Каль давно стал одним из крупнейших коллекционеров предметов первобытного искусства во всем мире. Ему то и дело присылали письма с просьбой выставить те или иные экспонаты в Нью-Йорке, Дубае или Берлине, но он неизменно отвечал отказом. Эти предметы обладали слишком большим могуществом, чтобы терять свою силу под чужими взглядами.
В лифт, двери которого открывались прямо на его лестничной площадке, он сел в четверть восьмого. У главного входа его ждало такси. Чтобы добраться до аэропорта Шарля де Голля, им понадобилось всего тридцать минут.
Глава 2
Фрэнку Сомерсету позвонил дивизионный комиссар Ванно, чтобы поручить дело.
Случай выглядел необычно. За тридцать пять лет существования Уголовной полиции его еще ни разу не назначали вести расследование банального нанесения тяжких телесных повреждений, а не убийства, к которым он давно привык. Необычного характера этого звонка ему с лихвой хватило, чтобы согласиться, не вникая в дальнейшие подробности.
Фрэнк по традиции завтракал в кафешке «Друг Жюстен» на улице Репо на границе между его родным кварталом Одиннадцатого округа и Двадцатым. Он всегда садился за небольшой круглый столик в глубине помещения справа от входа, с комфортом устраиваясь на удобной, обтянутой черной кожей скамье. Эти жесты, повторяемые им каждое утро, словно ритуал пробуждения, Фрэнк очень любил.
Он положил последний номер «Либерасьон» между яблочным соком и круассаном. В «Жюстене» транслировался повтор ночного выпуска «Афтерфут», и меж двух порывов вдохновения Ротана или Риоло[2] Фрэнк пил свой кофе, попутно узнавая, что происходит в мире. Порой заказывал еще одну чашечку, чтобы хоть немного продлить этот момент, остановить на миг время перед тем, как погрузиться в суматоху.
Сегодня повторить удовольствие ему мешали две вещи. Во-первых, новое дело, на которое надо было срочно мобилизовать находившуюся в его подчинении команду. А во-вторых, лицо крупным планом, надутое от амбиций и ненависти, перечеркнутое заголовком «Трампокалипсис», побуждавшее его взяться за работу, чтобы хоть немного сгладить, пусть даже и по-своему, этот приступ острого человеческого безумия.
Он встал, бросил на стол купюру в десять евро, ушел и, преодолевая несколько десятков метров, отделявших его от квартиры, набрал на телефоне номер.
– Это Фрэнк.
– Привет, – ответила Лоране Мило.
– Мне только что звонил Ванно.
– Ну и?..
– Нам поручают дело о причинении тяжких телесных повреждений в больнице Святой Анны.
– Причинение тяжких в богадельне? Ты уверен, что он не перепутал бригады?
– Уверен. Собери всех, встретимся на месте происшествия через полчаса.
– Ладно.
Бок о бок с Фрэнком Лоране работала уже десять лет. С тех самых пор, как он создал свое подразделение, она служила, как некоторые любили ее называть, его наседкой. Опираясь на профессиональный рост, помеченный громкими достижениями, он потребовал дать ему возможность создать команду, от «А» до «Я», развязав руки и дав право отбирать в нее тех, кого ему хотелось. Ему дали «добро», и кроме Лоране, ставшей его правой рукой, он брал к себе исключительно молодых полицейских – компетентных, проявляющих в работе новаторский подход и обладающих уживчивым характером.

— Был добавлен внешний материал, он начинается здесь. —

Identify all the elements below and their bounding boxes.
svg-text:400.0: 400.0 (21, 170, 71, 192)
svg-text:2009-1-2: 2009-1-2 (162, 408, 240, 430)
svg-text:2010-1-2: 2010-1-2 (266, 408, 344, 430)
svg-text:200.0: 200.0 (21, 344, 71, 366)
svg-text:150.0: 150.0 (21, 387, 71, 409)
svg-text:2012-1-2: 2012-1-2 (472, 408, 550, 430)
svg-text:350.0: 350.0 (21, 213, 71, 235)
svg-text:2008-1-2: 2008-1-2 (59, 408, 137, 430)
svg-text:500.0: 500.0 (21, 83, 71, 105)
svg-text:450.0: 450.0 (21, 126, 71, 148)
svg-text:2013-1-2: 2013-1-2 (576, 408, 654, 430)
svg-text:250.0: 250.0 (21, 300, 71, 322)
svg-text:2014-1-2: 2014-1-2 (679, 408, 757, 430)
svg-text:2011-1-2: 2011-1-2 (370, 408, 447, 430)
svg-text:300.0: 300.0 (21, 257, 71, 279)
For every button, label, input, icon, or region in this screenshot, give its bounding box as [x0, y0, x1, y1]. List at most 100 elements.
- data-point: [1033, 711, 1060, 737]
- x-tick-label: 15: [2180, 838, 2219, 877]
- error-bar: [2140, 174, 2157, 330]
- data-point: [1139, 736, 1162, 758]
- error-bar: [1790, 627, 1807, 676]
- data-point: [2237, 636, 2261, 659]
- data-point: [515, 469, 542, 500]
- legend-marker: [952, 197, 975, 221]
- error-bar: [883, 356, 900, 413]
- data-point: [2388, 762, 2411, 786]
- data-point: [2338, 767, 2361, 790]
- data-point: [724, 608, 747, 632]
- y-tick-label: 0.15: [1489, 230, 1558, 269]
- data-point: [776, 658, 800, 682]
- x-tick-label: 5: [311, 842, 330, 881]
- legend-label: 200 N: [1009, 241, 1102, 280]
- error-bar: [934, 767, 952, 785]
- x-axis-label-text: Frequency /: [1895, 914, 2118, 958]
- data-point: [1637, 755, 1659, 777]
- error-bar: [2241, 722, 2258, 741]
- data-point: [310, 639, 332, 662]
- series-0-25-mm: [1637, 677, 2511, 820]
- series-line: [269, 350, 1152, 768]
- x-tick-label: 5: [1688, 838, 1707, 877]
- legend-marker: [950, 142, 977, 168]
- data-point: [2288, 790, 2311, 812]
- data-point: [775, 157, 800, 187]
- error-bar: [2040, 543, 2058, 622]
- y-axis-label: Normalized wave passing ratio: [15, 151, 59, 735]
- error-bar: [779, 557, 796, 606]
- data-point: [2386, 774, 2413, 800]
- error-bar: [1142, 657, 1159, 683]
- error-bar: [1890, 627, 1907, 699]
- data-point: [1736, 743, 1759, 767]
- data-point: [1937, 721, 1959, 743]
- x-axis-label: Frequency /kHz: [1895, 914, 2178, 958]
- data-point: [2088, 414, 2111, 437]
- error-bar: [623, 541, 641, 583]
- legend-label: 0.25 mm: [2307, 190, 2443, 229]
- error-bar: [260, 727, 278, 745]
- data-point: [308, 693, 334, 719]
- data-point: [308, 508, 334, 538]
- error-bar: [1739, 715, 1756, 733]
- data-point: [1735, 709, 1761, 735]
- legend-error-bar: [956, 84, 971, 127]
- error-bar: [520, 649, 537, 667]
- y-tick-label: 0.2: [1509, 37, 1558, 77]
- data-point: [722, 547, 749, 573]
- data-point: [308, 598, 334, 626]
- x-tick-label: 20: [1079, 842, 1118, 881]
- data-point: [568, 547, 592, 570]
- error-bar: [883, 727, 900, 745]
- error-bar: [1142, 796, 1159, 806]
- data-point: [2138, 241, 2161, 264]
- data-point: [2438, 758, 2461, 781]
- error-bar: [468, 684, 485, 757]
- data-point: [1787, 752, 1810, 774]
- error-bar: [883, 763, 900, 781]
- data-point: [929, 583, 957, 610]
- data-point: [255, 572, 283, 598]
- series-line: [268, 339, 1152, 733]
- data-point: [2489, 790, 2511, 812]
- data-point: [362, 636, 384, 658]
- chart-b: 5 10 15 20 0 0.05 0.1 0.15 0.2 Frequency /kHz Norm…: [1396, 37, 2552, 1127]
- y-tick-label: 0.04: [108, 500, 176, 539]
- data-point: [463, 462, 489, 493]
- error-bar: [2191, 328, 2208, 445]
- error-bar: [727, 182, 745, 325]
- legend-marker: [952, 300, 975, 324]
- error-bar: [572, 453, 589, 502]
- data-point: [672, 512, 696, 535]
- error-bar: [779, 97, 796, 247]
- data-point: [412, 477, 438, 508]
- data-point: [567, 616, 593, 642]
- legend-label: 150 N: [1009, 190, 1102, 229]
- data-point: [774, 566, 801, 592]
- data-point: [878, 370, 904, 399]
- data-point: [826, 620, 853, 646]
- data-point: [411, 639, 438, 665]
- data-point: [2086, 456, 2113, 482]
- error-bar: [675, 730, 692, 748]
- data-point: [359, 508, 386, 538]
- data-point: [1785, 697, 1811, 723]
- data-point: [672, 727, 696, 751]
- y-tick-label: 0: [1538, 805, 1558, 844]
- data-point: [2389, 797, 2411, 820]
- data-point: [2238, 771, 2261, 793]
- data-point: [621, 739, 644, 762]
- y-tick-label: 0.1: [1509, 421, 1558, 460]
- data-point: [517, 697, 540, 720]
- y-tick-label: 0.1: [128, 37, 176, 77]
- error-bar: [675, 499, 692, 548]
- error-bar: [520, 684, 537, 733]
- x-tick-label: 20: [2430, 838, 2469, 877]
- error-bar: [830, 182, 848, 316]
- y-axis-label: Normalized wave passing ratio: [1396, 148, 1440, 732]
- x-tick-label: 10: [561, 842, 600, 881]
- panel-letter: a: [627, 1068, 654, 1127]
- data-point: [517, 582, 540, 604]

Фрэнк толкнул дверь своей берлоги на углу улицы Рокетт и бульвара Менильмонтан. Внутри отзывалось зудом чутье. На горизонте маячило необычное дело, и ему обязательно нужно было потратить на себя еще несколько мгновений, пока его окончательно не затянул этот водоворот.
Он прошел через большую комнату, – под каблуками его туфель заскрипел прочный паркет, – открыл широкую, застекленную дверь, и стены книг в гостиной окунулись в яркий свет. Облокотившись на небольшой терраске на кованые железные перила, Фрэнк неторопливо прислушался к своему городу, к своему Парижу, как он его ласкательно называл. Городу, который он знал, как только можно знать нежно любимую женщину, в то же время хранящую в себе великое множество тайн. Через металл поручней он чувствовал его трепет. Ему нравилось думать, что каждое утро Париж шепчет ему несколько слов о том, куда ему надо посмотреть, о том, где в нем нуждаются.